Desde sempre que o ser humano receia o desconhecido…

Ainda que este receio seja acompanhado por um certo deslumbramento desafiante – não há outra forma de explicarmos os Descobrimentos Portugueses e a Viagem à Lua; nem sempre, nem em todas situações, isso se verifica.

Quando o desconhecido é exterior a nós, fazendo parte daquilo que nos rodeia enquanto mundo material, há um fascínio que nos empurra para ir descobrir esse desconhecido que tanto receamos; queremos conhecê-lo, apreendê-lo, torná-lo parte de nós, usá-lo como escada para a evolução. No entanto, quando o desconhecido é interior, quando faz parte das nossas crenças e das crenças dos outros, quando existe no mundo subentendido dos sentimentos e das emoções, quando não entendemos porquê; o nosso receio não é desafiado: ganha raízes e torna-se um obstáculo a essa evolução…

Não sei já teriam pensado nisto desta maneira…

Curioso; não?

Mais uma vez, o materialismo subjuga a nossa natureza espiritual, pois, enquanto o desconhecido material no atrai e nos faz procurar e querer saber mais, o desconhecido imaterial faz-nos fugir da forma mais cobarde possível; pela ignorância; seja ela o acto de ignorar alguma coisa ou o acto de, não se conhecendo, não se querer conhecer…

E é neste nosso traço que se esconde a origem de toda a espécie de sentimentos negativos que se projectam no mundo sob as mais diversas formas de fundamentalismos.

É claro que – dito assim – parece simplista. E é, porque há outros factores que pesam naquele tipo de atitudes; como é o caso da educação que se teve – em casa, entenda-se -, da cultura que acompanhou o desenvolvimento dos ideais de cada um, das experiencias que moldaram a personalidade dos indivíduos e, acima de tudo, do conceito de liberdade que cada um tem. Mas há uma verdade inegável: se, perante tudo isto, o individuo se questionar, deixar de aceitar as coisas como factos consumados e desistir de ignorar – e rejeitar – tudo aquilo que não entende imediatamente, criará espaço para a descoberta, para a curiosidade, para a possibilidade de mudar e – quiçá – deixar de recear esse desconhecido.

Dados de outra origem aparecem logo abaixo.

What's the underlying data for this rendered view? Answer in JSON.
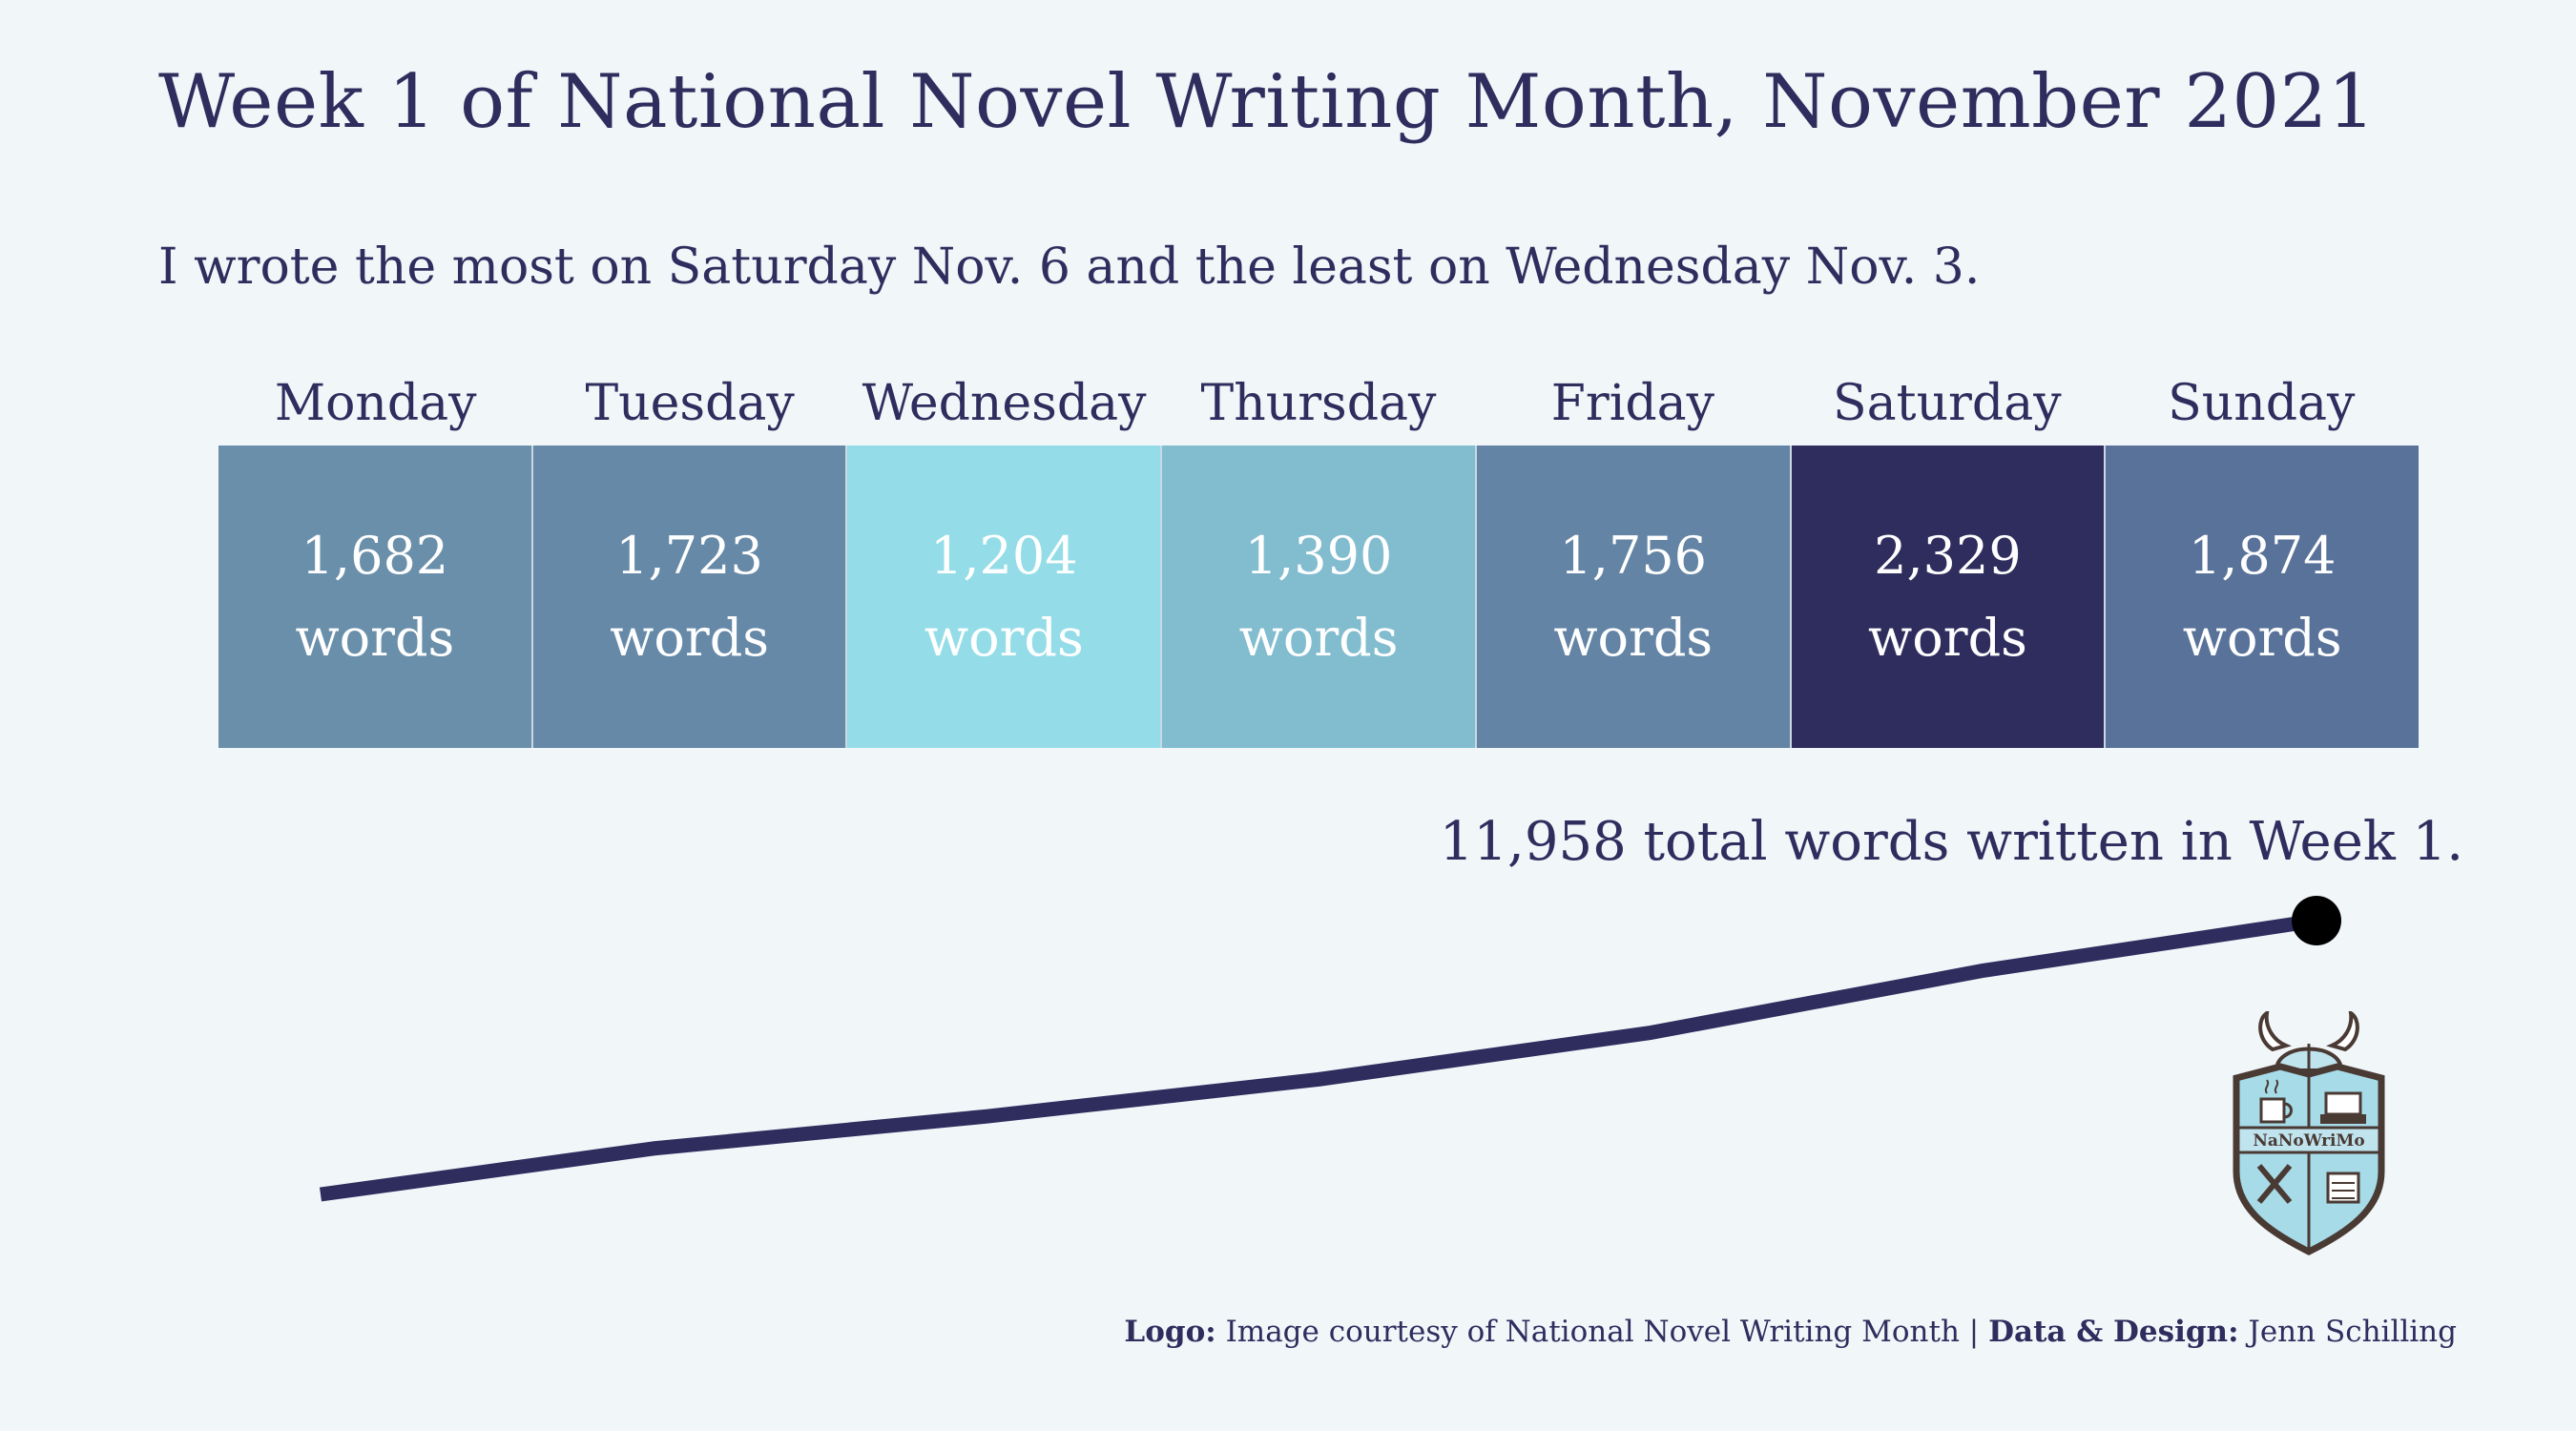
{
  "title": "Week 1 of National Novel Writing Month, November 2021",
  "subtitle": "I wrote the most on Saturday Nov. 6 and the least on Wednesday Nov. 3.",
  "words_unit": "words",
  "total_text": "11,958 total words written in Week 1.",
  "logo_text": "NaNoWriMo",
  "caption": {
    "logo_label": "Logo:",
    "logo_text": "Image courtesy of National Novel Writing Month",
    "separator": "|",
    "design_label": "Data & Design:",
    "design_text": "Jenn Schilling"
  },
  "colors": {
    "background": "#f1f6f9",
    "text": "#2e2d5e",
    "line": "#2e2d5e",
    "tile_low": "#94dde8",
    "tile_high": "#2e2d5e"
  },
  "chart_data": {
    "type": "heatmap",
    "categories": [
      "Monday",
      "Tuesday",
      "Wednesday",
      "Thursday",
      "Friday",
      "Saturday",
      "Sunday"
    ],
    "values": [
      1682,
      1723,
      1204,
      1390,
      1756,
      2329,
      1874
    ],
    "value_labels": [
      "1,682",
      "1,723",
      "1,204",
      "1,390",
      "1,756",
      "2,329",
      "1,874"
    ],
    "tile_colors": [
      "#6a8faa",
      "#6689a8",
      "#94dde8",
      "#82bccf",
      "#6384a4",
      "#2e2d5e",
      "#58729a"
    ],
    "cumulative_line": {
      "type": "line",
      "x": [
        "Monday",
        "Tuesday",
        "Wednesday",
        "Thursday",
        "Friday",
        "Saturday",
        "Sunday"
      ],
      "y": [
        1682,
        3405,
        4609,
        5999,
        7755,
        10084,
        11958
      ],
      "end_marker": true
    }
  }
}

Se a existência de um mar imenso, e ignoto, povoado de histórias de monstros enormes escondidos no profundo oceano não nos travou e, pelo contrário, nos impeliu, porque razão o facto de simplesmente alguém ser, pensar, sentir, gostar, acreditar, amar de uma forma diferente da nossa, nos faz agir com asco, horror, nojo e ódio?

Não esperem que eu saiba a resposta… Não sei. Ninguém sabe; acho eu… Nem quem se permite subjugar por esses sentimentos escuros que habitam a noite da alma, saberá explicar; sabemos bem como os argumentos usados são vazios de sentido e são suportados por pilares de ignorância secular, tão frágeis cuja resistência desafia a própria física.

Será o medo?

O medo é um nível acima do receio e um abaixo do pânico…

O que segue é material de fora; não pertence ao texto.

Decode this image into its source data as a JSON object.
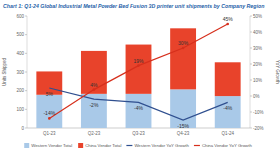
{
  "chart_data": {
    "type": "bar",
    "title": "Chart 1: Q1-24 Global Industrial Metal Powder Bed Fusion 3D printer unit shipments by Company Region",
    "categories": [
      "Q1-23",
      "Q2-23",
      "Q3-23",
      "Q4-23",
      "Q1-24"
    ],
    "ylabel": "Units Shipped",
    "y2label": "YoY Growth",
    "stacked": true,
    "legend": "bottom",
    "grid": false,
    "ylim": [
      0,
      600
    ],
    "yticks": [
      0,
      100,
      200,
      300,
      400,
      500,
      600
    ],
    "y2lim": [
      -20,
      50
    ],
    "y2ticks": [
      {
        "value": -20,
        "label": "-20%"
      },
      {
        "value": -10,
        "label": "-10%"
      },
      {
        "value": 0,
        "label": "0%"
      },
      {
        "value": 10,
        "label": "10%"
      },
      {
        "value": 20,
        "label": "20%"
      },
      {
        "value": 30,
        "label": "30%"
      },
      {
        "value": 40,
        "label": "40%"
      },
      {
        "value": 50,
        "label": "50%"
      }
    ],
    "series": [
      {
        "name": "Western Vendor Total",
        "type": "bar",
        "color": "#a9c9e8",
        "values": [
          178,
          183,
          183,
          207,
          171
        ]
      },
      {
        "name": "China Vendor Total",
        "type": "bar",
        "color": "#e8432b",
        "values": [
          125,
          230,
          264,
          327,
          181
        ]
      },
      {
        "name": "Western Vendor YoY Growth",
        "type": "line",
        "axis": "y2",
        "color": "#2f4f8f",
        "data_labels": true,
        "values": [
          5,
          -2,
          -4,
          -15,
          -4
        ],
        "value_labels": [
          "5%",
          "-2%",
          "-4%",
          "-15%",
          "-4%"
        ]
      },
      {
        "name": "China Vendor YoY Growth",
        "type": "line",
        "axis": "y2",
        "color": "#d62f1c",
        "marker": "circle",
        "data_labels": true,
        "values": [
          -14,
          4,
          19,
          30,
          45
        ],
        "value_labels": [
          "-14%",
          "4%",
          "19%",
          "30%",
          "45%"
        ]
      }
    ]
  }
}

Enquanto se receia, está-se no limbo, no campo da ignorância – quase – inconsciente das coisas que não se entendem. Pode-se lá ficar uma vida inteira, sem maior agravo, vivendo a vidinha sem aborrecer ninguém e esperando que ninguém aborreça. Todavia, por vezes, é-se maçado por essas coisas que não se entendem e as pessoas assustam-se; e é aí que nasce o medo. O medo retira-as do limbo e a vontade de ignorar transforma-se numa força que se considera de acção, de defesa, passando a ignorar de propósito o desconhecimento e desconsiderando tudo aquilo que não se enquadra num determinado campo de saberes; e isso pode ser muito…

Não sei… Talvez seja o medo, com fluxos de pânico, que ainda vai sustentando esses pilares de ignorância secular; tão frágeis que desafiam a própria física.

Seja como for, quando ouço comentários – com os quais concordo inteiramente – sobre como é que é possível que em pleno Séc. XXI ainda se pense e se aja de determinada maneira perante as nossas irmãs e irmãos, pergunto-me sempre isto:

Seremos só humanos, imperfeitos, incapacitados de fazer melhor; ou será que nos fomos tornando incapazes de pensar pela própria cabeça e, através desse acto, deixámos de tentar ser, todos os dias, uma versão melhor de nós próprios?